Not all HELOCs are created equal. If you don’t spend enough time shopping, you could end up paying unnecessary fees or being charged a huge extra fee. There are several things to pay attention to while shopping for a home equity line of credit:
A plan which fits your needs
Variable interest rates
The HELOC margin
Hidden HELOC fees
Additional HELOC features
Trying it On, And Making Sure It Fits
First of all, you should look for the plan that best meets your particular needs. Read the credit agreement carefully and examine the terms and conditions of various plans, including the APR and the costs of establishing the plan.
Be Wary of Varying Interest Rates
Home equity lines of credit involve variable interest rates instead of fixed interest rates. The variable rate must be based on a publicly available index, such as a U.S. Treasury bill rate. In other words, the interest rate you pay for the line of credit will fluctuate according to this particular index. Because the cost of borrowing is tied directly to the value of this index, it is crucial to find out which index is used, how often the index changes, and how high it has risen in the past.
Margin, Margin, Margin
The margin should be your primary concern when shopping for a HELOC loan. The margin is the difference between the index rate and the interest rate the borrower will be charged. A large number of HELOC lenders use the prime rate as an index. So if a borrower is given 2% margin, he will always be charged 2 % above the prime rate. If the prime rate is at 4%, his interest rate will be 6%. If the prime rate is at 8%, his interest rate will be 10%. Therefore, you would want the margin to be as minimal as possible.
Playing Hide and Seek with Hidden Fees
Since we have a variety of lenders to choose from, it is possible to take out a HELOC without paying any fees at all. When you choose a HELOC plan, make sure that you won’t be responsible for some unnecessary fees:
Application Fee: Some lenders do not charge a fee for applying.
Appraisal Charge: Someone has to pay for an appraisal to be done, but many lenders will absorb this cost themselves.
Closing Costs: Closing costs are almost necessary for many home loans except home equity line of credit.
Check Fees: You should not be charged extra every time you withdraw from your credit line.
Repayment Penalty: Usually borrowers should not be penalized for paying off a line of credit before the end of the term; this is quite different than a traditional loan.
Bonuses to Ask For
Not only we need to be aware of the hidden fees, we should also maximize our benefits by requesting additional HELOC features.
Lifetime Interest Rate Cap: This is the maximum amount that your interest rate can adjust to during the life of the loan. Because we have variable interest rates rather than fixed interest rates, it is possible that interest rate rise dramatically. Do not accept a cap that is so high and makes you not able to afford the monthly payments in the future.

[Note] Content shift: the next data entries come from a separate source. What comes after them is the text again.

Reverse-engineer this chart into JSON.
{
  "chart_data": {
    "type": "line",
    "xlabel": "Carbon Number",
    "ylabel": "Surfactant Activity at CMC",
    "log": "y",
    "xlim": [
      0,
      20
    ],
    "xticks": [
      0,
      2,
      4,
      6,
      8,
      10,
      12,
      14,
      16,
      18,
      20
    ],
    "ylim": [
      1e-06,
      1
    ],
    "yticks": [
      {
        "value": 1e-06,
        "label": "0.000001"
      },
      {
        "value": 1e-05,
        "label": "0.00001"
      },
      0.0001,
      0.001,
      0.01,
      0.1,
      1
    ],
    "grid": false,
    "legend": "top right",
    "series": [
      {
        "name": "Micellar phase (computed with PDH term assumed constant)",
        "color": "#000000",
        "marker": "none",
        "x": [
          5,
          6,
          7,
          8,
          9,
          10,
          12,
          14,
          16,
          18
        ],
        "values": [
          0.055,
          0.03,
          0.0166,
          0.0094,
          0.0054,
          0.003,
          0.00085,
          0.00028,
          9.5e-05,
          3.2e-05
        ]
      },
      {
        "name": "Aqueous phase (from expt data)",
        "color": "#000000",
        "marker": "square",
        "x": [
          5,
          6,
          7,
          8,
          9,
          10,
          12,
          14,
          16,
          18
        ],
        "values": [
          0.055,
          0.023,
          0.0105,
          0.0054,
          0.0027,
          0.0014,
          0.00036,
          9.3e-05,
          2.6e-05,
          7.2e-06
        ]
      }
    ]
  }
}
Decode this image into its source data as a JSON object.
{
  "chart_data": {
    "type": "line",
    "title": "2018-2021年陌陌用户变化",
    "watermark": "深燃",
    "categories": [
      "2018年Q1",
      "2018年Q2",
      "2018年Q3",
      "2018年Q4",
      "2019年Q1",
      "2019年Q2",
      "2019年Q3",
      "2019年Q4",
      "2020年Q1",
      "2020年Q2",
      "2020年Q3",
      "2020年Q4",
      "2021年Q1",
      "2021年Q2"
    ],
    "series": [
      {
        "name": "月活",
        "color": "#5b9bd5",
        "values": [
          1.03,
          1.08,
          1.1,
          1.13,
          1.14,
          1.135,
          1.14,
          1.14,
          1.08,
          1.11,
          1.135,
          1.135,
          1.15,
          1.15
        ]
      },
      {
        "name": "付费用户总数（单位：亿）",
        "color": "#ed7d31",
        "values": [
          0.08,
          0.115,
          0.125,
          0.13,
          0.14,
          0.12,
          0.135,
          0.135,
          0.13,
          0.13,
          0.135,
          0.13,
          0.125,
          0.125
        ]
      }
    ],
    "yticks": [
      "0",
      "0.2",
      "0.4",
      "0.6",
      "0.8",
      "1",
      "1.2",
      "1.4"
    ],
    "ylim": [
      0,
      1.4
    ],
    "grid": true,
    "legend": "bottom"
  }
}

Fixed-Rate Conversion: A few lenders allow borrowers to convert withdrawals to a fixed interest rate. This is an attractive feature for borrowers concerned about rising interest rates.
Low Introductory Rate: Most HELOCs start with an introductory rate – the lower, the better.
Unrestricted Ability to Repay Principal Without Penalty: If you want the flexibility to pay down principal on the loan when you choose to, then you should look for this feature.
All the borrowers should shop around and find a HELOC loan with many of these features. There are a lot of lenders out there trying to survive in this competitive market. Not only your local banks are available, credit card companies, mortgage bankers, brokerage firms have all entered the market and offer competing products. Credit unions should not be overlooked because they usually offer excellent terms. In additional, there are many reputable online sources that have lower costs and may offer better terms than the local banks.